ARP Arpeggio Newsletter from April 1974, Volume 3, #1.
I have a few of these ARP newsletters in my collection, and when MATRIXSYNTH recently posted an eBay auction that included some, I just had to dig 'em up and read through them again (and maybe bid on the ones on eBay... :o)
And so, this is one of 'em!
I've provided the images of each page above - in the order you would read them in. So, if you received the newsletter in the mail, you would have unfolded it, then read the front cover first, then opened the cover to reveal the three pages on the reverse side (the last of which is a three-quarter page!), and then you would flip back to the first side and read the last two pages (the other side of the three-quarter page and then the last page).
Confused? I've also supplied the PDF where I've stitched the images together as if they were the two sides of the newsletter - so, not in order, but if you printed it out on two sides of the same piece of paper, you could fold it up like the original newsletter. A fun project during a slow day at the office.
Anyways, there is some fantastic history within these pages that just shouldn't get lost. From the article "The Making of an ARP" to "ARPs Around the World" - there is just a wack of great info here.

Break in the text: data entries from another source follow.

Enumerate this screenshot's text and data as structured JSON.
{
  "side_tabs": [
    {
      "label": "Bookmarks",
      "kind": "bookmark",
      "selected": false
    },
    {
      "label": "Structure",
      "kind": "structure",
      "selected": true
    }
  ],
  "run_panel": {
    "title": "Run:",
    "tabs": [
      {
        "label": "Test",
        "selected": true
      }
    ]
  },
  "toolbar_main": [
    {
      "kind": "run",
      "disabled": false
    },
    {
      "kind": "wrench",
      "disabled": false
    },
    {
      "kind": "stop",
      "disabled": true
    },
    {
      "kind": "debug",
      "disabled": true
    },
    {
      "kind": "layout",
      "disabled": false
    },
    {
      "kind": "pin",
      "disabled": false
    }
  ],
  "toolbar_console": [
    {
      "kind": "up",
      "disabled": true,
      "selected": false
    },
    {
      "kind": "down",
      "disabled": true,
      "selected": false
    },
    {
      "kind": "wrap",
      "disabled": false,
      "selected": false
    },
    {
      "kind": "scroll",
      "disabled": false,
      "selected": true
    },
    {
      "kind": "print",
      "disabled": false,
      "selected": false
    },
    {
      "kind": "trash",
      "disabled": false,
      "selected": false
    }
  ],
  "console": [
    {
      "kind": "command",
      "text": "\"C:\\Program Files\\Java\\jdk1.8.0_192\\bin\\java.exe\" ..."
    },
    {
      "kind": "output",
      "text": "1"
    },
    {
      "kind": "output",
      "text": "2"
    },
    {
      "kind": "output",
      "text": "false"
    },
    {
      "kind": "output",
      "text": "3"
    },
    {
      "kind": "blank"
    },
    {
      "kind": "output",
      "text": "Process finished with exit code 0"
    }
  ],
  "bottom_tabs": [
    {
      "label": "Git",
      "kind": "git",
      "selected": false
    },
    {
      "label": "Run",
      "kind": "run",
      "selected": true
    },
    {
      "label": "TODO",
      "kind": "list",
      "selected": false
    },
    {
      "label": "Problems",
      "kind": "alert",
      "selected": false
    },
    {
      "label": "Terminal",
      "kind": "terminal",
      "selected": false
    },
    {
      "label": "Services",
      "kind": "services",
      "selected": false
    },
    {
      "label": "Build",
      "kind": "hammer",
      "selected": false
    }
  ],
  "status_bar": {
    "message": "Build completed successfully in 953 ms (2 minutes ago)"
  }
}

For example:
You didn't know that Phillips Corp. bought ARP 2500s for all it's major studios? Now you do!
You didn't know that there were 38 ARPs on order for Iran in 1974? Now you do!
You didn't know that famous photo of Peter Townshend laying in front of his ARP 2600 was a self-portrait taken around 1972. Now you do!
Sure, the newsletter is basically one big ad for ARP instruments, but I don't care. And as you know from my blog posts, all ARP ads have one, two, or all three of these characteristics:
As you can see, this newsletter is dripping with name-drops and photos of famous musicians and organizations that were using ARP synthesizers at the time. And to cover off the 'Human Engineering' side of things, they even slipped in a 'Human Engineering' question in the 'Ask ARP' section:
"What is this "human engineering" jazz that you are always pushing in your literature? - Jack Dunn, San Diego, California"And the answer to the question explains "Human Engineering" pretty well.
"Hey Jack, did you ever think why a light switch is shaped a certain way, or why a keyboard has black keys and white keys, or why this ARPPEGGIO is folded instead of rolled up like a scroll? All these devices have to be handled by Human Beings and somewhere along the line, somebody designed them to fit the human hand. That is "Human Engineering." Human Engineering is why ARP synthesizers feel good to play, and really let you wail."I wonder if Jack Dunn still uses the word 'jazz' a lot?